ガス・エンジニアリングセグメントでは、半導体ガスでは大手デバイスメーカー向けエッチング・成膜プロセス用高純度CO・高純度C3H6(プロピレン)の顧客・技術動向の早期把握による拡販、SiC(シリコンカーバイド)パワー半導体向け高純度C3H8(プロパン)の拡販、コストダウン実現と次期投資機会の獲得に取り組んでまいります。ガスケミカルでは工業用途向けの需要を安定確保するとともに、半導体用途などの新規需要を取り込み、プロダクトミックスを最適化してまいります。開発品ではガス製品およびPSA関連への選択と集中で効率を重視しつつ、特に次世代半導体材料で他社との提携を含めた開発を強化いたします。
新製品の開発では、吸水性樹脂では衛材共通ニーズの漏れ、臭い、かぶれ等を解決する新製品開発の継続に加え、環境に配慮した製品を追求する技術開発、コスト削減に向けたプロセス開発に取り組んでまいります。機能化学品では電子、エネルギー分野の新製品開発を継続する一方、当社の水溶性樹脂技術を生活、医薬関連化学品、接着剤、塗料分野に向けて展開してまいります。ガス・エンジニアリングでは半導体用高純度ガスのプロダクトラインアップ拡充や新規半導体プロセス材料の開発推進、PSA技術活用ガスの適用拡大に注力いたします。
本計画では、最終年度である2022年度の業績目標を、売上高1,200億円、営業利益80億円、ROE8.5%としており、その前提条件は、為替レートが110円/米ドル、15.0円/人民元、国産ナフサ40,000円/KLであります。一方、2022年度の業績見通しは、計画策定時と比べ、人民元の上昇等が増益要因となるものの、コロナ禍からの世界経済の回復に伴う原油の需要増や一部産油国の生産停滞などによる原油価格の高騰に伴い、原燃料価格が大幅に上昇していることなどの減益要因が大きく、業績目標の達成は困難な状況であります。
<2022年度 業績>
厳しい事業環境の下ではありますが、当社グループは引き続き、中期経営計画に掲げている、事業構造の変革、研究開発の強化、開発品への積極的な投資を推進し、2023年度以降の飛躍につなげてまいります。
なお、2022年5月12日開催の取締役会において、2022年6月24日付で機能化学品部門とガス部門を統合し、機能マテリアル部門とすることを決議したことに伴い、翌連結会計年度以降は、従来の「機能化学品」セグメントと「ガス・エンジニアリング」セグメントを統合し、「機能マテリアル」セグメントへ変更することといたしました。2022年度の「機能マテリアル」セグメントの業績予想は、売上高390億円、営業利益48.5億円であります。
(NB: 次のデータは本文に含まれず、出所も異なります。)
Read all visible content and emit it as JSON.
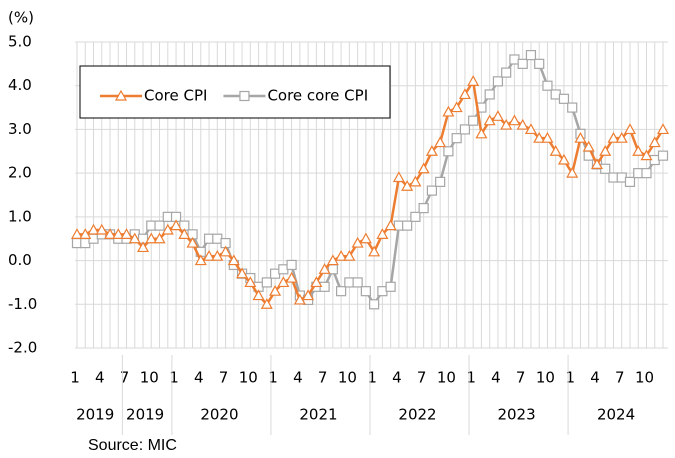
{
  "chart_data": {
    "type": "line",
    "y_unit": "(%)",
    "source": "Source: MIC",
    "categories": [
      "1",
      null,
      null,
      "4",
      null,
      null,
      "7",
      null,
      null,
      "10",
      null,
      null,
      "1",
      null,
      null,
      "4",
      null,
      null,
      "7",
      null,
      null,
      "10",
      null,
      null,
      "1",
      null,
      null,
      "4",
      null,
      null,
      "7",
      null,
      null,
      "10",
      null,
      null,
      "1",
      null,
      null,
      "4",
      null,
      null,
      "7",
      null,
      null,
      "10",
      null,
      null,
      "1",
      null,
      null,
      "4",
      null,
      null,
      "7",
      null,
      null,
      "10",
      null,
      null,
      "1",
      null,
      null,
      "4",
      null,
      null,
      "7",
      null,
      null,
      "10",
      null,
      null
    ],
    "year_labels": [
      "2019",
      "2019",
      "2020",
      "2021",
      "2022",
      "2023",
      "2024"
    ],
    "series": [
      {
        "name": "Core CPI",
        "color": "#ed7d31",
        "marker": "triangle",
        "values": [
          0.6,
          0.6,
          0.7,
          0.7,
          0.6,
          0.6,
          0.6,
          0.5,
          0.3,
          0.5,
          0.5,
          0.7,
          0.8,
          0.6,
          0.4,
          0.0,
          0.1,
          0.1,
          0.2,
          0.0,
          -0.3,
          -0.5,
          -0.8,
          -1.0,
          -0.7,
          -0.5,
          -0.4,
          -0.9,
          -0.8,
          -0.5,
          -0.2,
          0.0,
          0.1,
          0.1,
          0.4,
          0.5,
          0.2,
          0.6,
          0.8,
          1.9,
          1.7,
          1.8,
          2.1,
          2.5,
          2.7,
          3.4,
          3.5,
          3.8,
          4.1,
          2.9,
          3.2,
          3.3,
          3.1,
          3.2,
          3.1,
          3.0,
          2.8,
          2.8,
          2.5,
          2.3,
          2.0,
          2.8,
          2.6,
          2.2,
          2.5,
          2.8,
          2.8,
          3.0,
          2.5,
          2.4,
          2.7,
          3.0
        ]
      },
      {
        "name": "Core core CPI",
        "color": "#a6a6a6",
        "marker": "square",
        "values": [
          0.4,
          0.4,
          0.5,
          0.6,
          0.6,
          0.5,
          0.5,
          0.6,
          0.5,
          0.8,
          0.8,
          1.0,
          1.0,
          0.8,
          0.6,
          0.2,
          0.5,
          0.5,
          0.4,
          -0.1,
          -0.3,
          -0.4,
          -0.6,
          -0.5,
          -0.3,
          -0.2,
          -0.1,
          -0.8,
          -0.9,
          -0.6,
          -0.6,
          -0.2,
          -0.7,
          -0.5,
          -0.5,
          -0.7,
          -1.0,
          -0.7,
          -0.6,
          0.8,
          0.8,
          1.0,
          1.2,
          1.6,
          1.8,
          2.5,
          2.8,
          3.0,
          3.2,
          3.5,
          3.8,
          4.1,
          4.3,
          4.6,
          4.5,
          4.7,
          4.5,
          4.0,
          3.8,
          3.7,
          3.5,
          2.9,
          2.4,
          2.2,
          2.1,
          1.9,
          1.9,
          1.8,
          2.0,
          2.0,
          2.3,
          2.4
        ]
      }
    ],
    "ylim": [
      -2.0,
      5.0
    ],
    "yticks": [
      {
        "value": -2.0,
        "label": "-2.0"
      },
      {
        "value": -1.0,
        "label": "-1.0"
      },
      {
        "value": 0.0,
        "label": "0.0"
      },
      {
        "value": 1.0,
        "label": "1.0"
      },
      {
        "value": 2.0,
        "label": "2.0"
      },
      {
        "value": 3.0,
        "label": "3.0"
      },
      {
        "value": 4.0,
        "label": "4.0"
      },
      {
        "value": 5.0,
        "label": "5.0"
      }
    ],
    "negative_tick_color": "#ff0000",
    "grid": true,
    "legend": "upper left"
  }
}
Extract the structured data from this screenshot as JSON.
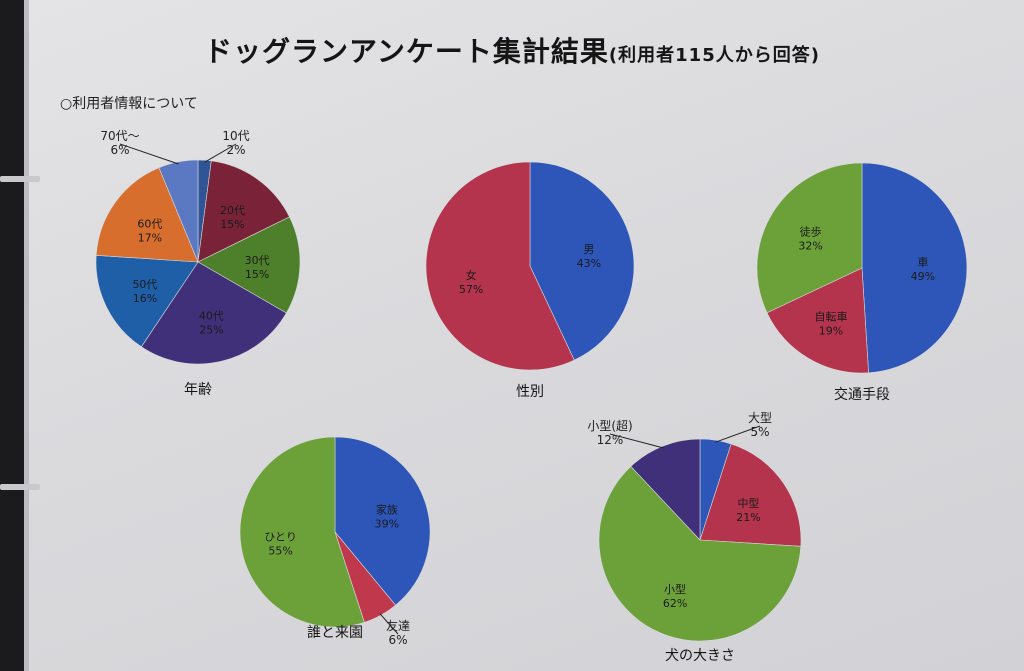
{
  "header": {
    "title": "ドッグランアンケート集計結果",
    "subtitle": "(利用者115人から回答)",
    "section": "○利用者情報について"
  },
  "chart_data": [
    {
      "type": "pie",
      "title": "年齢",
      "slices": [
        {
          "label": "10代",
          "value": 2,
          "color": "#2f5597"
        },
        {
          "label": "20代",
          "value": 15,
          "color": "#7a2338"
        },
        {
          "label": "30代",
          "value": 15,
          "color": "#4e7f2a"
        },
        {
          "label": "40代",
          "value": 25,
          "color": "#40307a"
        },
        {
          "label": "50代",
          "value": 16,
          "color": "#1f5fa8"
        },
        {
          "label": "60代",
          "value": 17,
          "color": "#d76e2e"
        },
        {
          "label": "70代〜",
          "value": 6,
          "color": "#5b78c2"
        }
      ]
    },
    {
      "type": "pie",
      "title": "性別",
      "slices": [
        {
          "label": "男",
          "value": 43,
          "color": "#2d56b8"
        },
        {
          "label": "女",
          "value": 57,
          "color": "#b3344c"
        }
      ]
    },
    {
      "type": "pie",
      "title": "交通手段",
      "slices": [
        {
          "label": "車",
          "value": 49,
          "color": "#2d56b8"
        },
        {
          "label": "自転車",
          "value": 19,
          "color": "#b3344c"
        },
        {
          "label": "徒歩",
          "value": 32,
          "color": "#6ca13a"
        }
      ]
    },
    {
      "type": "pie",
      "title": "誰と来園",
      "slices": [
        {
          "label": "家族",
          "value": 39,
          "color": "#2d56b8"
        },
        {
          "label": "友達",
          "value": 6,
          "color": "#c0384c"
        },
        {
          "label": "ひとり",
          "value": 55,
          "color": "#6ca13a"
        }
      ]
    },
    {
      "type": "pie",
      "title": "犬の大きさ",
      "slices": [
        {
          "label": "大型",
          "value": 5,
          "color": "#2d56b8"
        },
        {
          "label": "中型",
          "value": 21,
          "color": "#b3344c"
        },
        {
          "label": "小型",
          "value": 62,
          "color": "#6ca13a"
        },
        {
          "label": "小型(超)",
          "value": 12,
          "color": "#40307a"
        }
      ]
    }
  ]
}
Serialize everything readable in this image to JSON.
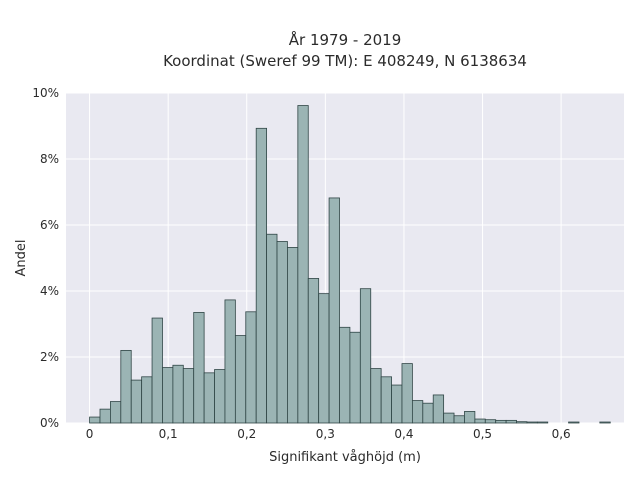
{
  "chart_data": {
    "type": "bar",
    "title": "År 1979 - 2019",
    "subtitle": "Koordinat (Sweref 99 TM): E 408249, N 6138634",
    "xlabel": "Signifikant våghöjd (m)",
    "ylabel": "Andel",
    "xlim": [
      -0.03,
      0.68
    ],
    "ylim": [
      0,
      10
    ],
    "x_ticks": [
      0,
      0.1,
      0.2,
      0.3,
      0.4,
      0.5,
      0.6
    ],
    "x_tick_labels": [
      "0",
      "0,1",
      "0,2",
      "0,3",
      "0,4",
      "0,5",
      "0,6"
    ],
    "y_ticks": [
      0,
      2,
      4,
      6,
      8,
      10
    ],
    "y_tick_labels": [
      "0%",
      "2%",
      "4%",
      "6%",
      "8%",
      "10%"
    ],
    "grid": true,
    "bin_width": 0.01325,
    "bins_start": 0,
    "values": [
      0.18,
      0.42,
      0.65,
      2.2,
      1.3,
      1.4,
      3.18,
      1.68,
      1.75,
      1.65,
      3.35,
      1.52,
      1.62,
      3.73,
      2.65,
      3.37,
      8.93,
      5.72,
      5.5,
      5.32,
      9.62,
      4.38,
      3.92,
      6.82,
      2.9,
      2.75,
      4.07,
      1.65,
      1.4,
      1.15,
      1.8,
      0.68,
      0.6,
      0.85,
      0.3,
      0.22,
      0.35,
      0.12,
      0.1,
      0.08,
      0.08,
      0.04,
      0.03,
      0.03,
      0,
      0,
      0.03,
      0,
      0,
      0.03
    ],
    "colors": {
      "bar_fill": "#9bb4b4",
      "bar_edge": "#2f4545",
      "plot_bg": "#e9e9f1",
      "grid": "#ffffff"
    }
  }
}
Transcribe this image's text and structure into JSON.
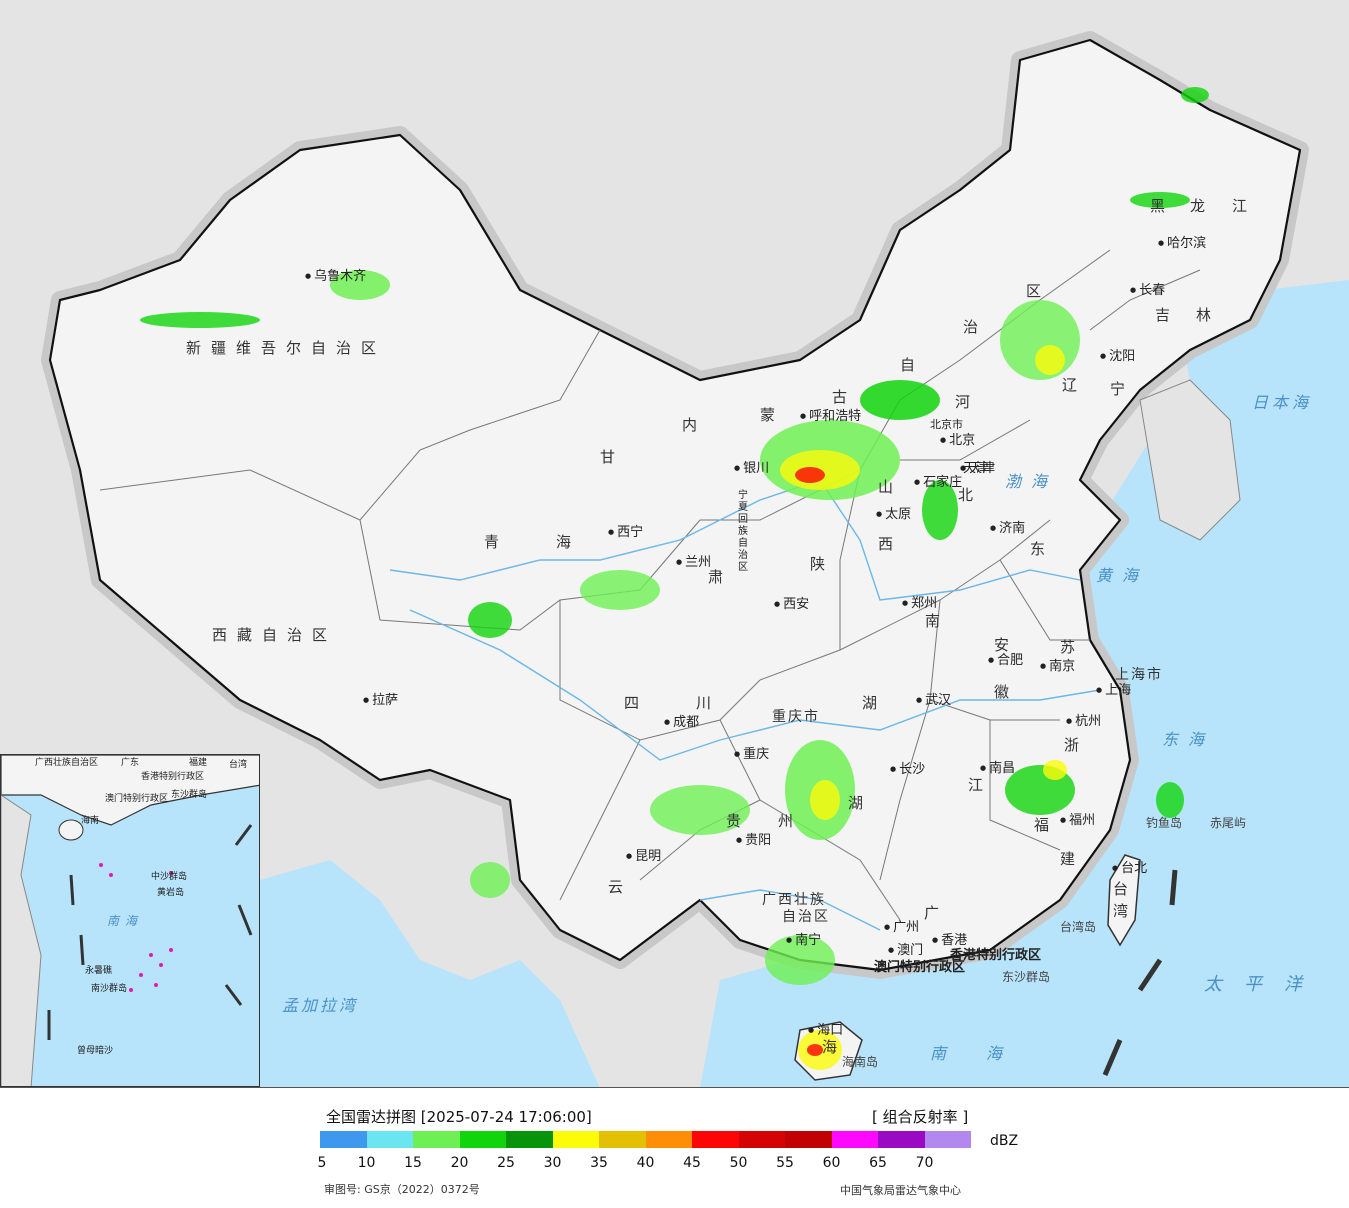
{
  "map": {
    "colors": {
      "sea": "#b7e4fa",
      "land": "#f4f4f4",
      "outside": "#e4e4e4",
      "border": "#111111",
      "halo": "#c8c8c8",
      "river": "#6bb7e8"
    },
    "province_labels": [
      "新疆维吾尔自治区",
      "西藏自治区",
      "青",
      "海",
      "甘",
      "肃",
      "内",
      "蒙",
      "古",
      "自",
      "治",
      "区",
      "黑",
      "龙",
      "江",
      "吉",
      "林",
      "辽",
      "宁",
      "河",
      "北",
      "山",
      "西",
      "东",
      "陕",
      "南",
      "四",
      "川",
      "重庆市",
      "湖",
      "贵",
      "州",
      "云",
      "广西壮族",
      "自治区",
      "广",
      "湖",
      "安",
      "徽",
      "江",
      "苏",
      "上海市",
      "浙",
      "福",
      "建",
      "台",
      "湾",
      "海",
      "宁夏回族自治区",
      "天津",
      "北京市",
      "香港特别行政区",
      "澳门特别行政区"
    ],
    "city_labels": [
      "乌鲁木齐",
      "拉萨",
      "西宁",
      "兰州",
      "银川",
      "呼和浩特",
      "北京",
      "天津",
      "石家庄",
      "太原",
      "济南",
      "西安",
      "郑州",
      "合肥",
      "南京",
      "上海",
      "杭州",
      "武汉",
      "成都",
      "重庆",
      "长沙",
      "南昌",
      "福州",
      "贵阳",
      "昆明",
      "南宁",
      "广州",
      "香港",
      "澳门",
      "海口",
      "台北",
      "哈尔滨",
      "长春",
      "沈阳"
    ],
    "sea_labels": [
      "渤海",
      "黄海",
      "东海",
      "南海",
      "日本海",
      "太平洋",
      "孟加拉湾"
    ],
    "island_labels": [
      "钓鱼岛",
      "赤尾屿",
      "台湾岛",
      "东沙群岛",
      "海南岛"
    ]
  },
  "inset": {
    "labels": [
      "广西壮族自治区",
      "广东",
      "福建",
      "台湾",
      "香港特别行政区",
      "澳门特别行政区",
      "海南",
      "东沙群岛",
      "中沙群岛",
      "黄岩岛",
      "南海",
      "永暑礁",
      "南沙群岛",
      "曾母暗沙"
    ]
  },
  "legend": {
    "title": "全国雷达拼图 [2025-07-24 17:06:00]",
    "product": "[ 组合反射率 ]",
    "unit": "dBZ",
    "colors": [
      "#3d98ee",
      "#6be6f0",
      "#6ef054",
      "#12d40d",
      "#07940a",
      "#fbfb0a",
      "#e4c005",
      "#fe8e08",
      "#fe0505",
      "#d50404",
      "#c20202",
      "#fe09fe",
      "#9a0ac2",
      "#b287ee"
    ],
    "ticks": [
      "5",
      "10",
      "15",
      "20",
      "25",
      "30",
      "35",
      "40",
      "45",
      "50",
      "55",
      "60",
      "65",
      "70"
    ],
    "approval": "审图号: GS京（2022）0372号",
    "credit": "中国气象局雷达气象中心"
  }
}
「吸水性樹脂」セグメントおよび「その他」セグメントへの影響はありません。
また、グループ経営の強化、人財の育成、更なる技術力の強化に取り組むとともに、カーボンニュートラルの実現に向け、環境負荷低減の取り組みをより一層推進するなど、SDGsの課題に取り組み、持続可能な社会の発展に貢献することで、社会から信頼を得て、常に社会と共存共栄する企業グループであるよう努めてまいります。